A survey on multi-player bandits
Etienne Boursier, Vianney Perchet
TL;DR
This survey comprehensively organizes the multiplayer bandits literature, grounding it in cognitive radio applications and detailing a progression from centralized baselines to decentralized, communication-assisted methods. It highlights how collision information can be repurposed for coordination, yielding near-centralized regret in several settings, and surveys realistic extensions such as non-stationary rewards, varied collision models, and asynchronous operation. The authors identify gaps between theory and practice, emphasizing the need for realistic models and implementable algorithms for dynamic, uncertain networks.
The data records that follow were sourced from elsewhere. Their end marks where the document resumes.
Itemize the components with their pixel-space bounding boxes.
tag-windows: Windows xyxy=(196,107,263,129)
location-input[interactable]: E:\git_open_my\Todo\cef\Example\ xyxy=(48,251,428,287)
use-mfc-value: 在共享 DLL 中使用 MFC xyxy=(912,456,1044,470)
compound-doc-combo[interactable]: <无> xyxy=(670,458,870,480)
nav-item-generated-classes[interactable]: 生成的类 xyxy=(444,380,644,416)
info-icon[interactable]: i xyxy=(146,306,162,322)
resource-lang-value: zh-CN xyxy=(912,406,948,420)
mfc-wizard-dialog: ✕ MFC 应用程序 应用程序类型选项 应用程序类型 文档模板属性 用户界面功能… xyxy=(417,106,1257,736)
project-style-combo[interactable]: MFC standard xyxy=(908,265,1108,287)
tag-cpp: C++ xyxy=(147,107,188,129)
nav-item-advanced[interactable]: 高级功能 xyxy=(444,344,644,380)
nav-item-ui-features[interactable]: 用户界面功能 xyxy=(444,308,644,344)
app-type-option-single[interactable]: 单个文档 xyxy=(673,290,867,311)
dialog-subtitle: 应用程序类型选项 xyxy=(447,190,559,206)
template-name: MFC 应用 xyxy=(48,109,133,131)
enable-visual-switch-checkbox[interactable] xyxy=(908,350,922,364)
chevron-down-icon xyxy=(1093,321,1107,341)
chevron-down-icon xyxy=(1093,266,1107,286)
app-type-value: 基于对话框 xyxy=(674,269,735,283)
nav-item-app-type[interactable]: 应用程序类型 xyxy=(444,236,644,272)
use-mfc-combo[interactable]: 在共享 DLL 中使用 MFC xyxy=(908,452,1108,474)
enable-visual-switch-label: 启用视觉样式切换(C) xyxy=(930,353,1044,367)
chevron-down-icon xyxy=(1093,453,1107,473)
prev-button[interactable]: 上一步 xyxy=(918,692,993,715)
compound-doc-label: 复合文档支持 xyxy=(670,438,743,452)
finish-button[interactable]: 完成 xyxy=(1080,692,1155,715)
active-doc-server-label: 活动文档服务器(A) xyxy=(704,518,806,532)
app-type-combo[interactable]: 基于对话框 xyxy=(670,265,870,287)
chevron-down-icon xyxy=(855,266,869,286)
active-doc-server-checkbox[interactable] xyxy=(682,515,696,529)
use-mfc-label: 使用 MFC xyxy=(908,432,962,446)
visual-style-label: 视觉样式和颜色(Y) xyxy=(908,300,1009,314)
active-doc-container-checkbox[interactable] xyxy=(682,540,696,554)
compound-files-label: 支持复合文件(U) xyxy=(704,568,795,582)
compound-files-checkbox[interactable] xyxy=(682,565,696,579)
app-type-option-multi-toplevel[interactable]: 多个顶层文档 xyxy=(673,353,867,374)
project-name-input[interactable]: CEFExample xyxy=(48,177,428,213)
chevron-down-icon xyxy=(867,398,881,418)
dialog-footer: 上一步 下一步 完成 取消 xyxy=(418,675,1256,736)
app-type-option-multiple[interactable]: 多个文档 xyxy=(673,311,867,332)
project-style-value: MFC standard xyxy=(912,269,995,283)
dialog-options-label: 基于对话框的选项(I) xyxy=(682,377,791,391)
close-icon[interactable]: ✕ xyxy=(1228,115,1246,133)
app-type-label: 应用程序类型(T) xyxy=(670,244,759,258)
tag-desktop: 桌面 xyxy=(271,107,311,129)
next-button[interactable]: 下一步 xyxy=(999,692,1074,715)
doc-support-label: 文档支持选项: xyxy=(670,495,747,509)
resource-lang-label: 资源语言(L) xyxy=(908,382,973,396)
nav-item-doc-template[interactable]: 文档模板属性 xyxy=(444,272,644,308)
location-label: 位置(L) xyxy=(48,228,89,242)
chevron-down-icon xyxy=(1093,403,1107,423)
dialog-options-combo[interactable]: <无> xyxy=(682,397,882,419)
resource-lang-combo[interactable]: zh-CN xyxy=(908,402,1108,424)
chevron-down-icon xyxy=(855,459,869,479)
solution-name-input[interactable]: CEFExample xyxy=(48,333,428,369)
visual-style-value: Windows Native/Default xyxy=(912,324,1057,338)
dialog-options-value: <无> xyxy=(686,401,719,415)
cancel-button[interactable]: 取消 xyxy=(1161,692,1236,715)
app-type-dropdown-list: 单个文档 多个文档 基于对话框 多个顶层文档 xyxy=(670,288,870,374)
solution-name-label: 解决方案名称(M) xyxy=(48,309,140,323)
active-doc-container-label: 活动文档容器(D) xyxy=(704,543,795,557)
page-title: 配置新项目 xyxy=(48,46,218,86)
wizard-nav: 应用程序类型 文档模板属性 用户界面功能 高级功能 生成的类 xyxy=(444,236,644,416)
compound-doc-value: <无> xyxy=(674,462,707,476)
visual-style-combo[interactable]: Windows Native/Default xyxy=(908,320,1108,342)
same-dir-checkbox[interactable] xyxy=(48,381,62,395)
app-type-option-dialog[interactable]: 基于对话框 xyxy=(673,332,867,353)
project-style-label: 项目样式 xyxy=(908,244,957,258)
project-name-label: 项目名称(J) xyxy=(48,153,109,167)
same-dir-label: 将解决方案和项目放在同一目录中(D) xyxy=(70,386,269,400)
By connecting multiplayer bandits to related problems in multi-agent learning, matching markets, and queuing, the survey outlines fertile directions for future research with practical impact on IoT and wireless networks.
Abstract
Due mostly to its application to cognitive radio networks, multiplayer bandits gained a lot of interest in the last decade. A considerable progress has been made on its theoretical aspect. However, the current algorithms are far from applicable and many obstacles remain between these theoretical results and a possible implementation of multiplayer bandits algorithms in real cognitive radio networks. This survey contextualizes and organizes the rich multiplayer bandits literature. In light of the existing works, some clear directions for future research appear. We believe that a further study of these different directions might lead to theoretical algorithms adapted to real-world situations.